Measured (warm, this deploy). A live dynamic turn is MiniCPM4.1-8B → 5.3s
for the witness's reply, then VoxCPM2 → 8.6s for ~4.5s of 48 kHz speech
(RTF ≈ 1.9) — the line lands as text first, the voice follows. The five
scripted beats (intro · opening · the voice-crack · win · lose) are pre-rendered
by the parallel .map() pass and served straight from the Volume, so every
dramatic moment plays instantly off the per-turn path.
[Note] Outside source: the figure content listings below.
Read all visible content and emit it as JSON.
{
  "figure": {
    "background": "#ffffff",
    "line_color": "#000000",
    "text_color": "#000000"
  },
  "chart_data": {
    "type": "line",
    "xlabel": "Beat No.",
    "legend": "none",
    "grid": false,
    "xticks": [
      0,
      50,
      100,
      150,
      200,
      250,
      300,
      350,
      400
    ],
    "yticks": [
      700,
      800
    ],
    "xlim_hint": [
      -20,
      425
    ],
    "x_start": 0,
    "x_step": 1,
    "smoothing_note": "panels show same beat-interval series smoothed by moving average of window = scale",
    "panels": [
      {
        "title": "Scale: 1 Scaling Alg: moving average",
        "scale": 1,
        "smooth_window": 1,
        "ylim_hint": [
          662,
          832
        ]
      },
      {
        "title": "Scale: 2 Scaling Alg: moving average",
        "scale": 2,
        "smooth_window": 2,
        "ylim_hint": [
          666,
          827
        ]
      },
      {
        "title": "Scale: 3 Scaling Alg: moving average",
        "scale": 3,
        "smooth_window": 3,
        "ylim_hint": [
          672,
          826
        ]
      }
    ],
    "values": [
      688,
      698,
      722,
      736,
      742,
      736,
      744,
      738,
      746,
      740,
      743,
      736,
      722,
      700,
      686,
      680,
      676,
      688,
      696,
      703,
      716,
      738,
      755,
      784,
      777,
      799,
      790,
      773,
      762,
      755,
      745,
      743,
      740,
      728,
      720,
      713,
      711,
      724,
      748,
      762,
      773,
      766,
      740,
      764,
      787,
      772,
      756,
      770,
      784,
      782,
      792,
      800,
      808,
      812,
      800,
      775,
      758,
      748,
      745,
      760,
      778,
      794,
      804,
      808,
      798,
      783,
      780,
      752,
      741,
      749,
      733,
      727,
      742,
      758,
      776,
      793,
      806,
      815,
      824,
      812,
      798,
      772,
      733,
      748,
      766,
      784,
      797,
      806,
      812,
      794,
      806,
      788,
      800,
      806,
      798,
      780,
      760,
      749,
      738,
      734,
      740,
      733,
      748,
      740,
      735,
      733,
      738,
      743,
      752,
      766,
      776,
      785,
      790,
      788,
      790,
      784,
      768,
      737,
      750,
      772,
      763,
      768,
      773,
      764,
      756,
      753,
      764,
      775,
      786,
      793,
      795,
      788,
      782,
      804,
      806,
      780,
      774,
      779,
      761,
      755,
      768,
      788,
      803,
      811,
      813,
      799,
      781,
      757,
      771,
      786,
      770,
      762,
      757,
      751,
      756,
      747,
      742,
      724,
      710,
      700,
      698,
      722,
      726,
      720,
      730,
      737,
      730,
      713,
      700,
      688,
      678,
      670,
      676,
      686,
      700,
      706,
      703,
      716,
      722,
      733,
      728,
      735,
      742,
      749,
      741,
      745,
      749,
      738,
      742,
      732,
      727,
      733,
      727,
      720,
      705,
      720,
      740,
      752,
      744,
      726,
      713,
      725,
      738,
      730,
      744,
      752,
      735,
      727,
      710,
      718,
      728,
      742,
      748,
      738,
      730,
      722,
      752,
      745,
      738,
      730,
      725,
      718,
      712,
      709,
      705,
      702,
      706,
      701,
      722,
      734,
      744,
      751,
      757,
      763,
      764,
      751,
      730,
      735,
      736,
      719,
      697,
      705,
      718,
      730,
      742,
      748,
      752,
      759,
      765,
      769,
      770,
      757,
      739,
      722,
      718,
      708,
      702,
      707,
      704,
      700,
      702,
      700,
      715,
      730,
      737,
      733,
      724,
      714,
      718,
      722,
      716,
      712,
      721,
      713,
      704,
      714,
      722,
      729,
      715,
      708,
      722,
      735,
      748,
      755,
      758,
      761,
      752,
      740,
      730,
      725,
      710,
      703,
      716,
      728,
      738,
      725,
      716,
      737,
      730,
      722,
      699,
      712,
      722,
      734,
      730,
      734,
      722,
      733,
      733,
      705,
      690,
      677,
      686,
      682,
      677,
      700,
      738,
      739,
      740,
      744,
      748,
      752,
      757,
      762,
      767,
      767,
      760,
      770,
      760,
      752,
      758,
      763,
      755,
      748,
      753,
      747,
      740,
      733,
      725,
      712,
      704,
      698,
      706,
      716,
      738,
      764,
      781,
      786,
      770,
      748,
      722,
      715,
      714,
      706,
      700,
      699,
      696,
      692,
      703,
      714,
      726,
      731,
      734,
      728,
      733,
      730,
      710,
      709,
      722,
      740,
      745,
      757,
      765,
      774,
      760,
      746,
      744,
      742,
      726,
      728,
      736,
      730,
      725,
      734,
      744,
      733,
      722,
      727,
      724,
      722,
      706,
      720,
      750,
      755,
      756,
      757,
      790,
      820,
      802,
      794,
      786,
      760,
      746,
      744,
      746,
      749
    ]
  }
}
Idle containers →
$0 via scaledown_window. (Container-seconds / $-per-match read live from the
Modal dashboard, not fabricated.)
🧠 Best MiniCPM Build
The witness is a MiniCPM model. openbmb/MiniCPM4.1-8B runs the entire persona —
it reads the delivery stance, decides what Reid admits or hides, and leaks a thread
toward an uncaught lie when you sound unsure — and openbmb/VoxCPM2 gives him the
voice that cracks on the break. The 8B brain is the core of the experience, not a
bolt-on: every line Reid speaks is MiniCPM under a stance- and tier-conditioned
system prompt, so the drama lives or dies on how well a small model holds a character
under pressure.
Run it
Offline (no GPU, no Modal — boots anywhere):
pip install -r requirements.txt
python app.py # WITNESSBOX_BACKEND defaults to "mock"; type your questions
The full game loop — stance, the catch engine, state, win/lose, audio autoplay — runs locally against a rule-based mock witness, so the end-to-end flow is provable without a single GPU.
Live (real models):
modal deploy modal_app.py # serves MiniCPM4.1-8B, VoxCPM2, Whisper ASR
modal run modal_app.py # pre-generate the scripted beats (.map)
WITNESSBOX_BACKEND=modal python app.py
On a Space, set MODAL_TOKEN_ID / MODAL_TOKEN_SECRET as secrets. Lookups are
lazy and fall back to mock if Modal is unreachable, so the Space always boots.
Integrity
Detection fires against three planted lies with concrete cues — reliable, not "magical." The model never grades itself. Cost/latency numbers are measured. No "only entry that…" claims about a moving field.